By John Sexton
In a real-life Doomwatch scenario, a German scientist has pleaded with researchers at the Geneva-based European Center for Nuclear Research (CERN) not to activate the world's most powerful particle accelerator, the Large Hadron Collider (LHC). Professor Otto R?ssler, a biochemist at the University of Tübingen, warned in an open letter written in June that micro black holes generated by the LHC could endanger the planet. CERN plans to activate the LHC on Wednesday September 10.
Scientists at CERN and elsewhere have dismissed Professor R?ssler's concerns as unfounded, citing wheelchair-bound genius Professor Steven Hawking's theory that any micro black holes generated will evaporate harmlessly in a process known as Hawking Radiation. They have no plans to delay the generation of LHC's first particle beam on September 10. In August, Professor R?ssler told scientific journalist Allan Gillis that he had written to Professor Hawking but had not received a reply.
In a message on the organization's website, CERN Director General Robert Aymar said "The LHC will enable us to study in detail what nature is doing all around us. The LHC is safe, and any suggestion that it might present a risk is pure fiction."

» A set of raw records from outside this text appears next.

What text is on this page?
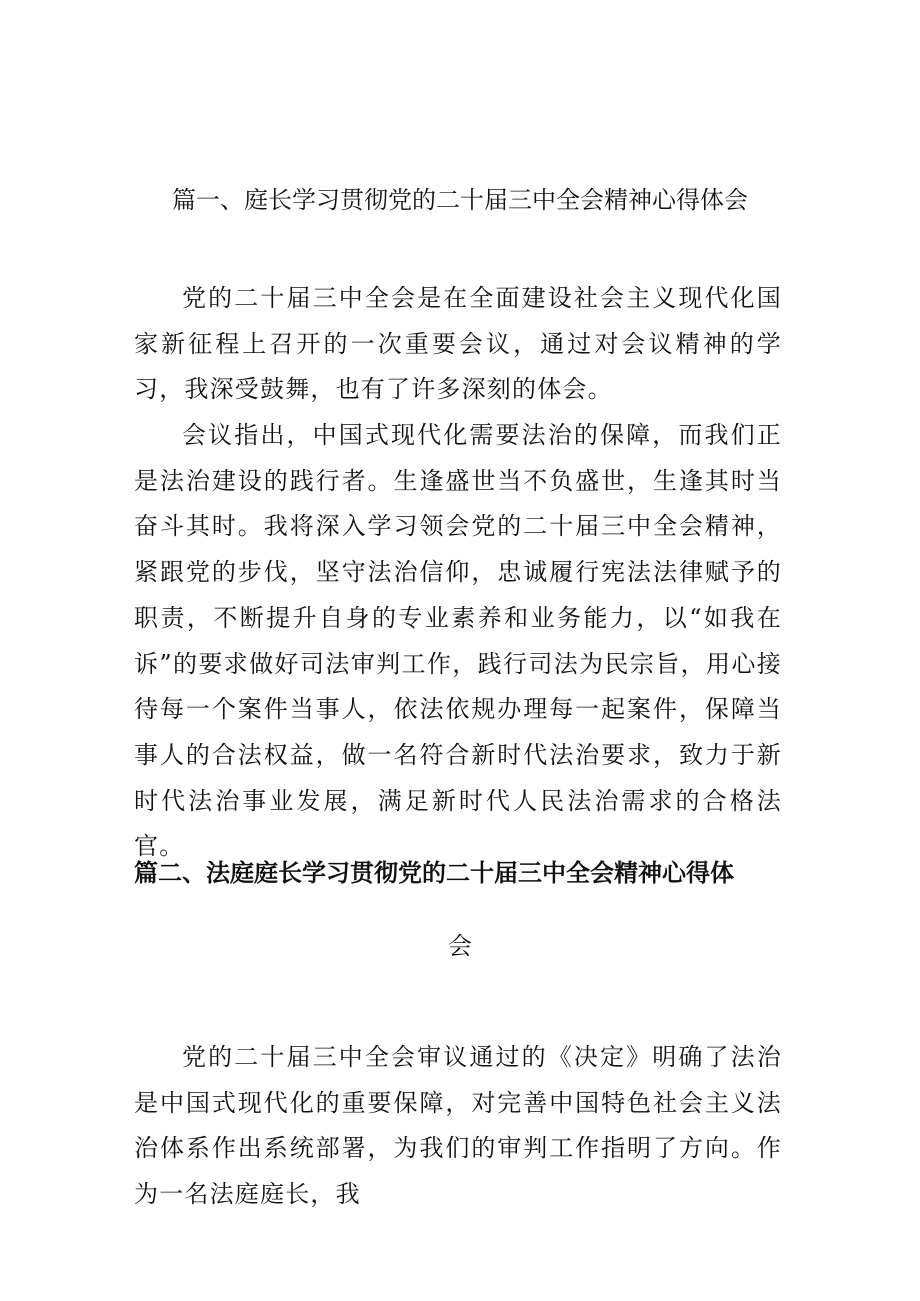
篇一、庭长学习贯彻党的二十届三中全会精神心得体会

党的二十届三中全会是在全面建设社会主义现代化国家新征程上召开的一次重要会议，通过对会议精神的学习，我深受鼓舞，也有了许多深刻的体会。

会议指出，中国式现代化需要法治的保障，而我们正是法治建设的践行者。生逢盛世当不负盛世，生逢其时当奋斗其时。我将深入学习领会党的二十届三中全会精神，紧跟党的步伐，坚守法治信仰，忠诚履行宪法法律赋予的职责，不断提升自身的专业素养和业务能力，以“如我在诉”的要求做好司法审判工作，践行司法为民宗旨，用心接待每一个案件当事人，依法依规办理每一起案件，保障当事人的合法权益，做一名符合新时代法治要求，致力于新时代法治事业发展，满足新时代人民法治需求的合格法官。

篇二、法庭庭长学习贯彻党的二十届三中全会精神心得体
会

党的二十届三中全会审议通过的《决定》明确了法治是中国式现代化的重要保障，对完善中国特色社会主义法治体系作出系统部署，为我们的审判工作指明了方向。作为一名法庭庭长，我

A message on the site from Jos Englen, CERN's Chief Scientific Officer, states "The LHC safety review has shown that the LHC is perfectly safe," adding that "Nature has already conducted the equivalent of about a hundred thousand LHC experimental programs on Earth – and the planet still exists."
With potentially just two days to go to Doomsday, a straw poll in the China.org.cn newsroom revealed widespread ignorance and apathy. Just two members of staff indicated they were considering taking Tuesday as a holiday. Others suggested that since any black holes would be very small it would take a long time to digest the Earth and pointed out that Beijing is a very long way from Geneva.

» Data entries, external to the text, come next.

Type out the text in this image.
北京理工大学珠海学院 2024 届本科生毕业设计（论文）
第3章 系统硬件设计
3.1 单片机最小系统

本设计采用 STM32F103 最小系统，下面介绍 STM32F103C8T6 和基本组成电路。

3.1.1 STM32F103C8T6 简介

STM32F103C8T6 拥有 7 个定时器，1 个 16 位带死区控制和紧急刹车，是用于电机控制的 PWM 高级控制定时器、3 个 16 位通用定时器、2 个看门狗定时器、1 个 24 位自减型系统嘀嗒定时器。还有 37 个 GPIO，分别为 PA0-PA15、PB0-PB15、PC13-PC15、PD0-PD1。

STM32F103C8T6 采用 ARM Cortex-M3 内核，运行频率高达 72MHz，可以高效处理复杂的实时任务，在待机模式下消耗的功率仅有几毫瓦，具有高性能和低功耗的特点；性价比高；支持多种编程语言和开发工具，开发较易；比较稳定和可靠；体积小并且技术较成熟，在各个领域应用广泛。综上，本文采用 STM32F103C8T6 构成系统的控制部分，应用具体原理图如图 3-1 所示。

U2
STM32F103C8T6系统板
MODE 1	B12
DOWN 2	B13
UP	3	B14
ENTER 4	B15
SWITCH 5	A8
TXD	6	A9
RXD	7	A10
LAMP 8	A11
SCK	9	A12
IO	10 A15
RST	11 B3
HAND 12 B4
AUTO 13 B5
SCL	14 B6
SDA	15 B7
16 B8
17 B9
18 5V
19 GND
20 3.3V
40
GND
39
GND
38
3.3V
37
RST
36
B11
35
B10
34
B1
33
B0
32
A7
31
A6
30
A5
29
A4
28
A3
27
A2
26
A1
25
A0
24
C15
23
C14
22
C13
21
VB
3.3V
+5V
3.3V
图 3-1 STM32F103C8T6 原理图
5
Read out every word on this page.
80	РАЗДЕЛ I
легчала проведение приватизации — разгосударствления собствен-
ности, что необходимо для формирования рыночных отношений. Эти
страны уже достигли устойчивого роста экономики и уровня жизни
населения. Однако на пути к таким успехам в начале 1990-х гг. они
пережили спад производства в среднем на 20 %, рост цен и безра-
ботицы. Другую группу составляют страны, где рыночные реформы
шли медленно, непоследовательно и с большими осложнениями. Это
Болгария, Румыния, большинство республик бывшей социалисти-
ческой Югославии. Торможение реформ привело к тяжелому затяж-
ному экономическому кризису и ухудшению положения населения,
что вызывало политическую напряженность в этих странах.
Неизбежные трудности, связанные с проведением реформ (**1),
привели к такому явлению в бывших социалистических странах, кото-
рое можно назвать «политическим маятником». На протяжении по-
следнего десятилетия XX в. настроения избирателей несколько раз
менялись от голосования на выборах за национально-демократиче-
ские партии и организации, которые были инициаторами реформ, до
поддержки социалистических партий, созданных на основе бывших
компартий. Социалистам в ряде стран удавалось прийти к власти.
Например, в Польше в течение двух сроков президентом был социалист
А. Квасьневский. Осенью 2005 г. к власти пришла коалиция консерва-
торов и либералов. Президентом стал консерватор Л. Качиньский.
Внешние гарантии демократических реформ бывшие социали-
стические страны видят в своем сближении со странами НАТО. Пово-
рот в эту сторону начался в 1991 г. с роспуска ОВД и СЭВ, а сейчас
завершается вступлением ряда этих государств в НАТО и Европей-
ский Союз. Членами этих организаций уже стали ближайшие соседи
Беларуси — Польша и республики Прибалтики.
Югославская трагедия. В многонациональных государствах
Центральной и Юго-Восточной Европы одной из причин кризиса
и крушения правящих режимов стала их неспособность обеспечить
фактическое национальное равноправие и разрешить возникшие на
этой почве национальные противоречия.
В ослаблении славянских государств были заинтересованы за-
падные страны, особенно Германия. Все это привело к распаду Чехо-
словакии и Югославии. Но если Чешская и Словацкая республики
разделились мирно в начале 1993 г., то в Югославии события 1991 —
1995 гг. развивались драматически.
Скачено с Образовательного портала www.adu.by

The popular British TV series Doomwatch ran from 1970 to 1972 at a time when skepticism about science was on the rise, and featured a British government department set up to keep an eye on the hubris and commercial involvement of many mainstream scientists. It featured stories about super-intelligent rats, food additives with horrifying side-effects, and nuclear devices falling into the hands of terrorists.